Sifat Xi Lan yang suka menunda-nunda kembali muncul. Ia mengeringkan rambut sambil bermain ponsel. Terkadang saat sibuk membalas pesan, ia mematikan pengering rambutnya. Setelah menunda beberapa menit, ia baru menggunakannya lagi. Hingga akhirnya, bahkan setelah Shen Bai selesai mandi, rambut Xi Lan belum juga kering.
"Xi Lan."
Suara itu tiba-tiba memecah keheningan ruangan. Xi Lan terkejut dan menepuk dadanya untuk menenangkan diri. Ia menoleh dan memelototi Shen Bai. Shen Bai menatap tangannya dengan kening berkerut tipis.

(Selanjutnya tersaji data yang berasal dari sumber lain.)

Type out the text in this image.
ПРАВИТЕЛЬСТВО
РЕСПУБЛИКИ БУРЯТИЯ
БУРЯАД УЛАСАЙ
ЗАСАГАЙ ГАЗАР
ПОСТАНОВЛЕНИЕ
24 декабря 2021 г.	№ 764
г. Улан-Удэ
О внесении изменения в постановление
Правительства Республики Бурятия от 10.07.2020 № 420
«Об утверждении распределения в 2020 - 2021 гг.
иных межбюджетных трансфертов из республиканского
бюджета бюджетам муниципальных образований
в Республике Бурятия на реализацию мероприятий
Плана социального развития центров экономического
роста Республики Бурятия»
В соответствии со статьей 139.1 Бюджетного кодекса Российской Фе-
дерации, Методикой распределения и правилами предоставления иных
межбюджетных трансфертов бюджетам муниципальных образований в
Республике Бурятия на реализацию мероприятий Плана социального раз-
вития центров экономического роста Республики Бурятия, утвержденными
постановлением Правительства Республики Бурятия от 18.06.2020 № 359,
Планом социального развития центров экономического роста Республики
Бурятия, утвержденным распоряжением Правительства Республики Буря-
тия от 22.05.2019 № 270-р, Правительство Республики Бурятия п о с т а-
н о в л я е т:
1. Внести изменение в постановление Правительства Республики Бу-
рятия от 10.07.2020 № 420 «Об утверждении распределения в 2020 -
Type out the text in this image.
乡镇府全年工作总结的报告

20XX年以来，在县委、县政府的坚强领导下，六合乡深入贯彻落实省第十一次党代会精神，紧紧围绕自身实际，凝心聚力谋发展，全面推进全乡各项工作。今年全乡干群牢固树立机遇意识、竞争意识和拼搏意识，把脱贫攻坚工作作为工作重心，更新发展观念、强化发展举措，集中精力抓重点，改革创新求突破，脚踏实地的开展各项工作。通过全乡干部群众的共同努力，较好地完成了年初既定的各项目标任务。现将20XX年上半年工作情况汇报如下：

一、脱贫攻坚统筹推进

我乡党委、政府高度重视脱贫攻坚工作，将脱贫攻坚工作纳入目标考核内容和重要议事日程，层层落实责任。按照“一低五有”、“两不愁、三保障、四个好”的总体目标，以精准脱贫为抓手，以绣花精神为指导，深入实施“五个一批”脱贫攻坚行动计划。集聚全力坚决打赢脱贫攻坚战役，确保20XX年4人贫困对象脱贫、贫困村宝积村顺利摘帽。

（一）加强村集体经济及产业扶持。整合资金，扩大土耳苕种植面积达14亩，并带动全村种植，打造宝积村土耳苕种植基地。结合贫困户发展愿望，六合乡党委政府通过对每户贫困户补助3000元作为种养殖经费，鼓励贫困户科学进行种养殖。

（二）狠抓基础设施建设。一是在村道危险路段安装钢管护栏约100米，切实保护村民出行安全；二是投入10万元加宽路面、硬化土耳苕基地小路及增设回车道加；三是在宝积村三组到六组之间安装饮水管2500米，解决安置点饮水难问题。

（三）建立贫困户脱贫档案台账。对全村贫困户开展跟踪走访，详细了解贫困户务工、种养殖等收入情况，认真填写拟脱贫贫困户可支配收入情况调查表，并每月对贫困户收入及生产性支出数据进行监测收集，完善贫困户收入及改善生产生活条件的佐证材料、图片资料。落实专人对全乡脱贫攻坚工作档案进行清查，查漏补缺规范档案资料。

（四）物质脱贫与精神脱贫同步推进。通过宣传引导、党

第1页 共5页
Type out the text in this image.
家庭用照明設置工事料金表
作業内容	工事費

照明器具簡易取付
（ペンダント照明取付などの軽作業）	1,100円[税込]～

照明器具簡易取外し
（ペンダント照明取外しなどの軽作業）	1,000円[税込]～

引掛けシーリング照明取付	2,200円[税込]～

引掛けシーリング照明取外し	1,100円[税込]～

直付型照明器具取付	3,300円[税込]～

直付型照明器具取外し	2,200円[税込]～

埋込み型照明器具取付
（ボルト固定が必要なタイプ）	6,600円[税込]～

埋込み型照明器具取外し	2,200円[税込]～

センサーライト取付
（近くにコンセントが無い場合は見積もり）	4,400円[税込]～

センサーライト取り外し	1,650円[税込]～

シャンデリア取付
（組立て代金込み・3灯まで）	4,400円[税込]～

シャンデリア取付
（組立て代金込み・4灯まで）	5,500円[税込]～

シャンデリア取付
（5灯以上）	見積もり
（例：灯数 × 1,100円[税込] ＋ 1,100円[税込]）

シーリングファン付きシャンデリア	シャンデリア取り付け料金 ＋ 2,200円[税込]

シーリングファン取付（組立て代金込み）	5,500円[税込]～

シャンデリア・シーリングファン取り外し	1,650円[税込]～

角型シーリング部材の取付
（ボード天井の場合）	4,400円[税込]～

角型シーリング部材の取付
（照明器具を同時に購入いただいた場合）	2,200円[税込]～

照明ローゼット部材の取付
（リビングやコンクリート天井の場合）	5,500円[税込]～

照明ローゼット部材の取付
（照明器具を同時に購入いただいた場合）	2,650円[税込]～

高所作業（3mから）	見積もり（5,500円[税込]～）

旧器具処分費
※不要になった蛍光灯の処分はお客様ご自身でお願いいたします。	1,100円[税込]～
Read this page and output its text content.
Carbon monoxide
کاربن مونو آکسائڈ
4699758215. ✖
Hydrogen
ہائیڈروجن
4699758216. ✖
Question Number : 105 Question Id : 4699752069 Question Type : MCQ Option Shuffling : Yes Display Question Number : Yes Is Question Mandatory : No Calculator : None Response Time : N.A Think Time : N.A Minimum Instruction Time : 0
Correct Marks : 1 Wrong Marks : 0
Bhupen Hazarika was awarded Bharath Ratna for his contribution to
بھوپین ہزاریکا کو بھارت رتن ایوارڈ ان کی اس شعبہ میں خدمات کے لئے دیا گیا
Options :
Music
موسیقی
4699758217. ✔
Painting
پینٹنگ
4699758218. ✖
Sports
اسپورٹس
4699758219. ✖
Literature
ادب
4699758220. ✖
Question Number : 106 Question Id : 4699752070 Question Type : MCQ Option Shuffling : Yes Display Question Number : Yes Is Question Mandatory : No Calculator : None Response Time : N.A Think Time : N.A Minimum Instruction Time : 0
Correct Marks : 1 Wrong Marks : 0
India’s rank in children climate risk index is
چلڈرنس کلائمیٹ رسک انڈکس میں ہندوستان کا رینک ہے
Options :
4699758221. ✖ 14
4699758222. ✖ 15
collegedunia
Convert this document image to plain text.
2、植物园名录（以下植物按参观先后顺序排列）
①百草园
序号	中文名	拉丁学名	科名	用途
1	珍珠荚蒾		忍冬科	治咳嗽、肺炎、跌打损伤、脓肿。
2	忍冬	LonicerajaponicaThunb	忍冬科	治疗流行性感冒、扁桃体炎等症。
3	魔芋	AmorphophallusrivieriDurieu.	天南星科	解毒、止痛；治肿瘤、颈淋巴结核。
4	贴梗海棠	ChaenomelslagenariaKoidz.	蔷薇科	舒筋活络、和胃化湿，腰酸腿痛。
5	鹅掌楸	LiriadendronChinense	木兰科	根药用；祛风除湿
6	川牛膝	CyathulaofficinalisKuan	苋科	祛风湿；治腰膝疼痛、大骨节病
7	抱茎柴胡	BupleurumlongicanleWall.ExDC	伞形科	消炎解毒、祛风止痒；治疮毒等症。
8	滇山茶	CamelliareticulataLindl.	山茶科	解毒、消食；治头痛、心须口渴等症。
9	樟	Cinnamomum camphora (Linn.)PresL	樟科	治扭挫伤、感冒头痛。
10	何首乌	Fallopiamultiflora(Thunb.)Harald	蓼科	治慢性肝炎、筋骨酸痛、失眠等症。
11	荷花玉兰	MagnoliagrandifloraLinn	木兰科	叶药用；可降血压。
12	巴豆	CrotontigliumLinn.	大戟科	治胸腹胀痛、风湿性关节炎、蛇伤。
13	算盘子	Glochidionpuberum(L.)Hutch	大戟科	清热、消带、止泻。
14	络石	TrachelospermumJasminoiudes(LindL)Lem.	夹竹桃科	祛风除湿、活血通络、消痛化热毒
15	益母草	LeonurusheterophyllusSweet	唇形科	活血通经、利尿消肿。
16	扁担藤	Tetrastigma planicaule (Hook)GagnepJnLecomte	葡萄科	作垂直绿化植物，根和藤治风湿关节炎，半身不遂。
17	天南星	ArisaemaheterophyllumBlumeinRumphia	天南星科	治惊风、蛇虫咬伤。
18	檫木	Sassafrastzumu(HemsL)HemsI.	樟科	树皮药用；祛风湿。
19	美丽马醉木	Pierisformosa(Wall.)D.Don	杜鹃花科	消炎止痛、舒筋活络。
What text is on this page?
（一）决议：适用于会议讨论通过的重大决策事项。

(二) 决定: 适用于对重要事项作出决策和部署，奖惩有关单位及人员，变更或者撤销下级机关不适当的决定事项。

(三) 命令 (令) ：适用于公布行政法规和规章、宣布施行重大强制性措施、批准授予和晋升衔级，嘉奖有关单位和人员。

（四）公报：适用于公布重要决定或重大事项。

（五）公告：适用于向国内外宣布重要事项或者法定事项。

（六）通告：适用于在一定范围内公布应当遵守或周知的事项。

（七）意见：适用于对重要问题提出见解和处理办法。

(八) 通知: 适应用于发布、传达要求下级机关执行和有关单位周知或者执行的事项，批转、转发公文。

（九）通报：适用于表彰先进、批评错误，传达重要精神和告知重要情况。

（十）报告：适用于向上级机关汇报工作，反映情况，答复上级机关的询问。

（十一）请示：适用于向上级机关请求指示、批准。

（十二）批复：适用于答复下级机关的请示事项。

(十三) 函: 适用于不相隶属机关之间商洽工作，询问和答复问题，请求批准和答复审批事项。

"Jangan menepuk terlalu keras," ucapnya khawatir kalau-kalau dadanya jadi gepeng.
"Kau mengagetkanku," keluh Xi Lan manja.
"Kau malas-malasan lagi." Shen Bai menghela napas lega, syukurlah Xi Lan tidak menyadari ucapannya tadi.
"Mana ada malas-malasan, rambutku hampir kering."
Shen Bai mengambil helai rambut yang masih basah dan menunjukkannya di depan wajah Xi Lan. Apakah ini yang disebut hampir kering? "Sini, biar aku saja yang mengeringkannya."